I was rewatching The Godfather Part Two recently, when an unknown boat sailed through the frame on Lake Tahoe. As I was raised on boats in the 1990s in Southern California, to me, the vessel looked something like an Etchells or a Soling, with a sharp, elegant bow and a classic sloop rig. On the sail, there appears to be the letter “D”.
This was going to be an inquiry about what type of boat might have made a cameo in Godfather, but after a little research, I presume it’s a Dragon — a metre boat and former Olympic Class yacht that’s never been on my radar, until rewatching an old movie.
So the question has become: Does anyone have knowledge of a Dragon fleet, past or present, sailing on Tahoe?
Dragons date back to 1929, and might have been seen on Lake Tahoe in the 1950s, when The Godfather 2 was set, as well as in the early 1970s, when the movie was actually shot. Director and co-writer Francis Ford Coppola was known to have a keen eye for detail.
Coppola was also executive producer of the now-iconic-among-sailors movie Wind, so we are obligated to ask the question: Is Mr. Coppola a sailor?
He seemed to have had some interest, according to Kimball Livingston, Bay Area sailing expert, and one of the writers of Wind. “I once saw an E Scow (pretty sure) on a trailer at the house. On another occasion, [Coppola] showed up at the commissioning of a 50-ish-ft sloop to see if he wanted one like it; he sat in the cockpit, while we talked about Wind.”
I don’t know why, but I’ve long romanticized about cruising on the deep-blue waters of Lake Tahoe, sailing rail-down under snow-capped mountains, anchoring at shores dense with trees and boulders, and swimming in cold, crystal-clear water.
There is such lore in everything about Tahoe. Whether it’s The Godfather or Mark Twain, or ski and snowboard magazines and videos, or whether it’s some meta-version of the Old West and California’s Gold Rush era, where native people and pioneers and immigrants created whatever Tahoe continues to evolve into, the “Ocean in the Mountains” (my nickname) holds a special place in my imagination. Even as Lake Tahoe has become a full-blown enclave and remote office of the Bay Area — crowded, expensive, choked with traffic and smoke, and under more regular threat from fire — the year-round appeal remains.
I wrote a second-hand feature about Tahoe sailing in 2018, and find almost any reason to publish words and photos — kind of like the story you’re reading now — about the second-largest alpine lake in the world. And as always, I’m trying to solicit your anecdotes.

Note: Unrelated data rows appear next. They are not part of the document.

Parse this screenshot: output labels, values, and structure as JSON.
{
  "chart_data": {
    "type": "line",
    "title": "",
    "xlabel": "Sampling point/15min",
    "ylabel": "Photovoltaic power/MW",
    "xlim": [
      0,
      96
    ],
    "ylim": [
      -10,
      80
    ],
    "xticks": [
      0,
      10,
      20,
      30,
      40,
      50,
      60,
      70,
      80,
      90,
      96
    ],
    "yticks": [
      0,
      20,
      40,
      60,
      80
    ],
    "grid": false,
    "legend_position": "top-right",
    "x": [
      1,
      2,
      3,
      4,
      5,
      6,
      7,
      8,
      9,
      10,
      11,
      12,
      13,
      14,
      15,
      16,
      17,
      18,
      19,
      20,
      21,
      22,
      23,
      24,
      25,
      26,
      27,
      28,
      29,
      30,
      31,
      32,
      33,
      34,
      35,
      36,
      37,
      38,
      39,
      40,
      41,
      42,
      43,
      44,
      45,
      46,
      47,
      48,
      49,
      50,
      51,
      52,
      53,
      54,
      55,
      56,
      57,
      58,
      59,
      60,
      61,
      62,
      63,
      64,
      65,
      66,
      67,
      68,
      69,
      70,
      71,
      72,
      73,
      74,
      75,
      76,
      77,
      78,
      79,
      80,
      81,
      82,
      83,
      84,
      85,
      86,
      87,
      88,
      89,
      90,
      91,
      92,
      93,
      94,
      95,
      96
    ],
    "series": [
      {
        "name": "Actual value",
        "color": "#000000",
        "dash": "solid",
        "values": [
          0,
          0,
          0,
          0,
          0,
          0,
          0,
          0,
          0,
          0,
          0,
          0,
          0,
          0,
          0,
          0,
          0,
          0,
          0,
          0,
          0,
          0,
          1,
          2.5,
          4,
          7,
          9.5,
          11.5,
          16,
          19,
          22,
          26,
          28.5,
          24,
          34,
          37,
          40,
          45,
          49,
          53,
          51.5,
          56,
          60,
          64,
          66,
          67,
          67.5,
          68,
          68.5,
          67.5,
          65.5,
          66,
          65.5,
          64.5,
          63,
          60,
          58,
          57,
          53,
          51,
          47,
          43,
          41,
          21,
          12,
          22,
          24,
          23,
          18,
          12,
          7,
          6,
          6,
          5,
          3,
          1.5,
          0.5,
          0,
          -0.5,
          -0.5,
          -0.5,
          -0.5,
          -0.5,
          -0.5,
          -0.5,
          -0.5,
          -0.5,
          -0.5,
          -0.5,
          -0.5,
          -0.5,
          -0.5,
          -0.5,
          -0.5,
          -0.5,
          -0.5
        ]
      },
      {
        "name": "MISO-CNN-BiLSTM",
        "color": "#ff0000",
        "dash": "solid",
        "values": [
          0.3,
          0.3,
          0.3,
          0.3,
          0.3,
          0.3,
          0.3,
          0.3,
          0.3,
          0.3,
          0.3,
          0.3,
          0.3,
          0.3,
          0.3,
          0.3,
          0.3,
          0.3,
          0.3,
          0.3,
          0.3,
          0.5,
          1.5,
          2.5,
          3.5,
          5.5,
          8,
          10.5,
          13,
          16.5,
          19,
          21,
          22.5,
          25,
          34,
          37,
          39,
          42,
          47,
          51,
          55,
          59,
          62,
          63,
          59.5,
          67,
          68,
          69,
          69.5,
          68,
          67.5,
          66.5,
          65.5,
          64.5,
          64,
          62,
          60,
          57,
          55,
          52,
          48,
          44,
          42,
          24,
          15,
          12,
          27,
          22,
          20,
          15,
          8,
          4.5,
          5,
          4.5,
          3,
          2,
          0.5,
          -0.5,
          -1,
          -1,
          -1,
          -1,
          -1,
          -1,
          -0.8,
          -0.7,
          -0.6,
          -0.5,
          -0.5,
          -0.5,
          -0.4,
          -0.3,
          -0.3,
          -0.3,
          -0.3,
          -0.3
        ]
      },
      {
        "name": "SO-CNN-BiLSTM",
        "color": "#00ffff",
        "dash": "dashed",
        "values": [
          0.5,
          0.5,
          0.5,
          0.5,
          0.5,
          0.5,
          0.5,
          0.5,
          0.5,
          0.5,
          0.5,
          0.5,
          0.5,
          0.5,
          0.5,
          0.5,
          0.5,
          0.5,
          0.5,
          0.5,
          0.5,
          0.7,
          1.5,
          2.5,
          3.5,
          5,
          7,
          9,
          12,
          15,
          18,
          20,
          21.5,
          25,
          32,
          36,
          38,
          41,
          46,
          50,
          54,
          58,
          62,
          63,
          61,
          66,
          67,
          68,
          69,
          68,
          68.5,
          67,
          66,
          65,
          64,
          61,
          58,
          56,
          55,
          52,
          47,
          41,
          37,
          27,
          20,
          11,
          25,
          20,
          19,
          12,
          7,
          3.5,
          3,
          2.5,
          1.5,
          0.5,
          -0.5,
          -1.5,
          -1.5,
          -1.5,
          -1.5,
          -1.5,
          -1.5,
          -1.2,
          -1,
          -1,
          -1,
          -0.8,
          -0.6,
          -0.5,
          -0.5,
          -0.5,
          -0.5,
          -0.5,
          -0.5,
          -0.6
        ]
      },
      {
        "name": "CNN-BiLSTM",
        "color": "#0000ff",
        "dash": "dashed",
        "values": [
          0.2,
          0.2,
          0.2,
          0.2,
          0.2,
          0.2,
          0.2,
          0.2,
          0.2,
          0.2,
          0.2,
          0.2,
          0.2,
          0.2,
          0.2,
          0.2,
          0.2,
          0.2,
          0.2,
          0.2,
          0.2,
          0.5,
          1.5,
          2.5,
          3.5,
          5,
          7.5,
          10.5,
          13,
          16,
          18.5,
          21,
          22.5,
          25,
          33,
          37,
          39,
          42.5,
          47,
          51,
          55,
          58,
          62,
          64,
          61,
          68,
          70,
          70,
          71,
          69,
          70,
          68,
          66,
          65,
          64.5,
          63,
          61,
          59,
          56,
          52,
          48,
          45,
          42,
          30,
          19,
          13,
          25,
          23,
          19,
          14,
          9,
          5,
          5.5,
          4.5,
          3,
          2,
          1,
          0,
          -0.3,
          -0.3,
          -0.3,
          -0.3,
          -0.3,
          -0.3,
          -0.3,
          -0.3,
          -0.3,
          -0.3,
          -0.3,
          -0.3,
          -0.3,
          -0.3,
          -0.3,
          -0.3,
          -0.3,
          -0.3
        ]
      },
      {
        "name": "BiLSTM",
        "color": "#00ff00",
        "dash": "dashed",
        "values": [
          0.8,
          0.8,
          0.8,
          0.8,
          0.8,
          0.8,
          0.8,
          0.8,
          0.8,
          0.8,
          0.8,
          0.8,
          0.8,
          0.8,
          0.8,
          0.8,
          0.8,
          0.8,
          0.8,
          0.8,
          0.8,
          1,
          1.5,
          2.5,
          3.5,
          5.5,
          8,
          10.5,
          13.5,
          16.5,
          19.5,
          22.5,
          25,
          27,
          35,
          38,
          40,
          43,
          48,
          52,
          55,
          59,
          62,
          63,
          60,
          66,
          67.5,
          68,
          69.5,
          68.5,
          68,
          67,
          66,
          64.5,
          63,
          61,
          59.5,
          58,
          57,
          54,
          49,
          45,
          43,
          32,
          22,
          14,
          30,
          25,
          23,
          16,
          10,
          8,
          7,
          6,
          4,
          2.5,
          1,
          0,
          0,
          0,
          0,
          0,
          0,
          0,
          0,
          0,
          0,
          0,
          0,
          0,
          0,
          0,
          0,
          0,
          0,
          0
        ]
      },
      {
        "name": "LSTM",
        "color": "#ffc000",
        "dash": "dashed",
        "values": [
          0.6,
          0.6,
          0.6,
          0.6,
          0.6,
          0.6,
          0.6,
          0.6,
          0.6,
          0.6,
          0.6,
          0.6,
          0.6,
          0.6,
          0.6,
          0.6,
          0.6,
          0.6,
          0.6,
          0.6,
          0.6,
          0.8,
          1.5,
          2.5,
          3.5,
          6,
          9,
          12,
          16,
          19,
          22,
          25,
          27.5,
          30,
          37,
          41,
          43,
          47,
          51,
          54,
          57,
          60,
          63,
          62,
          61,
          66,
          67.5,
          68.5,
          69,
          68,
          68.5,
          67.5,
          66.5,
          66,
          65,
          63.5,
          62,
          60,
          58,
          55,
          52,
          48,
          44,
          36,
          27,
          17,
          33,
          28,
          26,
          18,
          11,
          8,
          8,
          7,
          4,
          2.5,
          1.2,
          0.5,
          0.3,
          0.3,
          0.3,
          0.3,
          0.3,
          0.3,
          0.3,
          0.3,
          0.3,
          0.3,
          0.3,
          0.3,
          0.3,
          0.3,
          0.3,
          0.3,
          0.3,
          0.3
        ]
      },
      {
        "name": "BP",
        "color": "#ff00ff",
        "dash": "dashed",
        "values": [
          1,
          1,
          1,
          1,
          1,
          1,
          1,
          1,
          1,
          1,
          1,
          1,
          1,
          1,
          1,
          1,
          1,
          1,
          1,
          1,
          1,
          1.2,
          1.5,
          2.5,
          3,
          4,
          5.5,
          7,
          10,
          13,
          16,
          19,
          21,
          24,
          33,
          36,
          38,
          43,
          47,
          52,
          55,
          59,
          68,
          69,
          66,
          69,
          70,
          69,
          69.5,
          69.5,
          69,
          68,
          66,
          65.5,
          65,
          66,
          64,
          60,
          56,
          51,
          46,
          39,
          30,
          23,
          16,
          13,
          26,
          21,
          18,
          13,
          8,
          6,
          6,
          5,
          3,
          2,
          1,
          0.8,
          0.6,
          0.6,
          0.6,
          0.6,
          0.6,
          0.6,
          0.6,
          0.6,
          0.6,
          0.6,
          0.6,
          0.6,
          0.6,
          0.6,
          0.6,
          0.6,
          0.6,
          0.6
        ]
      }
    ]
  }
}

Rest assured, there is plenty of sailing to be done on Lake Tahoe. Lessons are available, rentals are abundant, and beer cans are weekly for those looking to catch a ride, round some buoys, and get some local knowledge.
Here’s my piece of Lake Tahoe lore, which kind of sounds like a movie:
Captain Richard Barter, a tough-as-nails retired British sailor, was called a “Robinson Crusoe,” and also, “The Hermit of Emerald Bay.” (I’ll call him the lake’s original “Godfather” for a sense of continuity in this story.)
Barter used to row some 14 miles from Emerald Bay to a saloon in Tahoe City, during winter, to drink whiskey. “After a night of drinking, Capt. Barter was rowing back to Emerald Bay when a storm pitched him into the icy waters,” reported the New York Times. “Death seemed certain. He cried out, ‘Richard Barter, never surrender!’ he later recounted to a reporter visiting from San Francisco. After climbing back into the boat, he rowed furiously the rest of the way to Emerald Bay.”
The reporter was reportedly skeptical, so Barter handed him a small jewelry box. “Them’s my toes!” he said of his salt-preserved digits inside, an apparent keepsake of his brush with death. Barter kept himself busy in his extreme isolation, and built a seven-foot model of a man-o’-war steam frigate.
The Times said that Barter later built himself a crypt on Fannette Island — Tahoe’s only island — in Emerald Bay, and declared, “When he was ready to die, he’d climb inside and close the lid.” But Barter was again tossed from his rowboat in 1873. His body was never found.
And let’s not forget: Poor Frederico “Fredo” Corleone sleeps with the fishes somewhere in the deep, ice-blue abyss of Lake Tahoe.